ATCI Overseas Corporation, in behalf of its principal, the Kuwaiti Ministry


of Public Health hired Josefina Echin as a medical technologist for a period
of two (2) years with a monthly salary of $1,200.00 under a MOA. The
MOA requires newly hired employees to undergo a probationary period of
one (1) year, and are covered by the Kuwait’s Civil Service Board
Employment Contract No. 2. Less than a week into her first year of
employment, Echin was terminated for not having passed the probationary
period. Echin filed with the NLRC a complaint for illegal dismissal against
ATCI and the Ministry. The Labor Arbiter found Echin to have been
illegally dismissed as there was no showing that there was just cause to
warrant her dismissal. The Labor Arbiter’s ruling was affirmed by the
NLRC and the CA. ATCI and its principal disown liability because Echin’s
contract stipulates that her employment shall be governed by the Civil
Service Law and Regulations of Kuwait. Thus, they contended that the
labor tribunals and CA erred in applying Philippine Labor Code provisions
governing probationary employment in deciding the case.

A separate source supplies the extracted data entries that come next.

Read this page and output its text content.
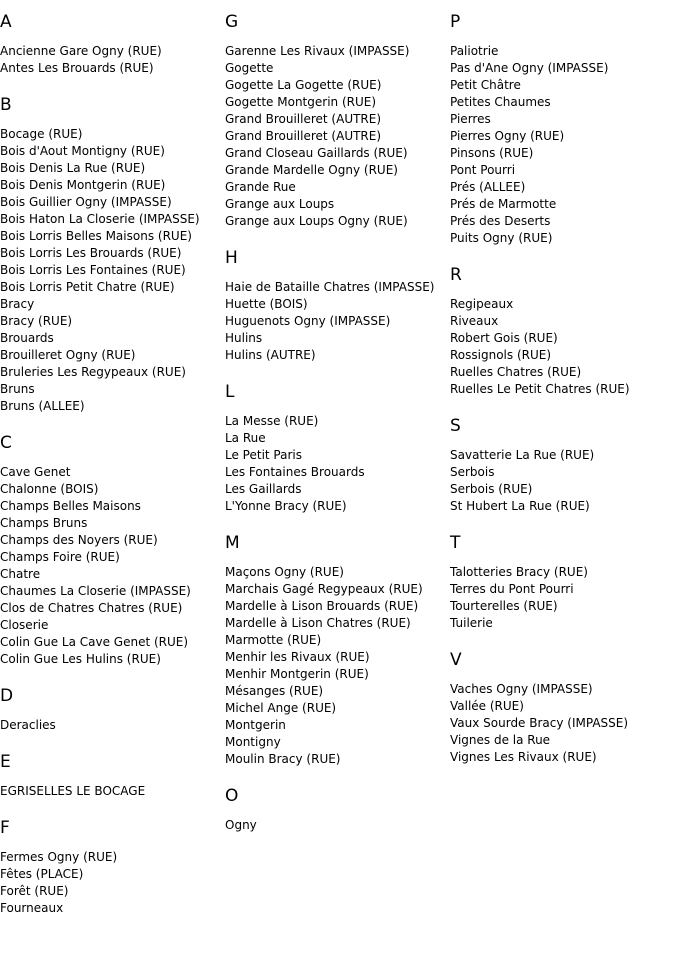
A
Ancienne Gare Ogny (RUE)
Antes Les Brouards (RUE)
B
Bocage (RUE)
Bois d'Aout Montigny (RUE)
Bois Denis La Rue (RUE)
Bois Denis Montgerin (RUE)
Bois Guillier Ogny (IMPASSE)
Bois Haton La Closerie (IMPASSE)
Bois Lorris Belles Maisons (RUE)
Bois Lorris Les Brouards (RUE)
Bois Lorris Les Fontaines (RUE)
Bois Lorris Petit Chatre (RUE)
Bracy
Bracy (RUE)
Brouards
Brouilleret Ogny (RUE)
Bruleries Les Regypeaux (RUE)
Bruns
Bruns (ALLEE)
C
Cave Genet
Chalonne (BOIS)
Champs Belles Maisons
Champs Bruns
Champs des Noyers (RUE)
Champs Foire (RUE)
Chatre
Chaumes La Closerie (IMPASSE)
Clos de Chatres Chatres (RUE)
Closerie
Colin Gue La Cave Genet (RUE)
Colin Gue Les Hulins (RUE)
D
Deraclies
E
EGRISELLES LE BOCAGE
F
Fermes Ogny (RUE)
Fêtes (PLACE)
Forêt (RUE)
Fourneaux
G
Garenne Les Rivaux (IMPASSE)
Gogette
Gogette La Gogette (RUE)
Gogette Montgerin (RUE)
Grand Brouilleret (AUTRE)
Grand Brouilleret (AUTRE)
Grand Closeau Gaillards (RUE)
Grande Mardelle Ogny (RUE)
Grande Rue
Grange aux Loups
Grange aux Loups Ogny (RUE)
H
Haie de Bataille Chatres (IMPASSE)
Huette (BOIS)
Huguenots Ogny (IMPASSE)
Hulins
Hulins (AUTRE)
L
La Messe (RUE)
La Rue
Le Petit Paris
Les Fontaines Brouards
Les Gaillards
L'Yonne Bracy (RUE)
M
Maçons Ogny (RUE)
Marchais Gagé Regypeaux (RUE)
Mardelle à Lison Brouards (RUE)
Mardelle à Lison Chatres (RUE)
Marmotte (RUE)
Menhir les Rivaux (RUE)
Menhir Montgerin (RUE)
Mésanges (RUE)
Michel Ange (RUE)
Montgerin
Montigny
Moulin Bracy (RUE)
O
Ogny
P
Paliotrie
Pas d'Ane Ogny (IMPASSE)
Petit Châtre
Petites Chaumes
Pierres
Pierres Ogny (RUE)
Pinsons (RUE)
Pont Pourri
Prés (ALLEE)
Prés de Marmotte
Prés des Deserts
Puits Ogny (RUE)
R
Regipeaux
Riveaux
Robert Gois (RUE)
Rossignols (RUE)
Ruelles Chatres (RUE)
Ruelles Le Petit Chatres (RUE)
S
Savatterie La Rue (RUE)
Serbois
Serbois (RUE)
St Hubert La Rue (RUE)
T
Talotteries Bracy (RUE)
Terres du Pont Pourri
Tourterelles (RUE)
Tuilerie
V
Vaches Ogny (IMPASSE)
Vallée (RUE)
Vaux Sourde Bracy (IMPASSE)
Vignes de la Rue
Vignes Les Rivaux (RUE)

The POEA rules
in fact accord respect to the rules, customs and practices of the host
country.

What law should govern the employment of Echin

Philippine law. Petitioners’ contentions were unsubstantiated. It is


hornbook principle in international law that the party invoking the
application of a foreign law has the burden of proving the law, under the
doctrine of processual presumption which, in this case, petitioners failed to
discharge. Where a foreign law is not pleaded or, even if pleaded, is not
proved, the presumption is that foreign law is the same as ours. To prove a
foreign law, the party invoking it must present a copy thereof and comply
with Sections 24 and 25 of Rule 132 of the Revised Rules of Court. Instead
of submitting a copy of the pertinent Kuwaiti labor laws duly
authenticated and translated by Embassy officials thereat, as required
under the Rules, what petitioners submitted were mere certifications
attesting only to the correctness of the translations of the MOA and the
termination letter which does not prove at all that Kuwaiti civil service
laws differ from Philippine laws and that under such Kuwaiti laws,
respondent was validly terminated. These documents, whether taken
singly or as a whole, do not sufficiently prove that respondent was validly
terminated as a probationary employee under Kuwaiti civil service laws.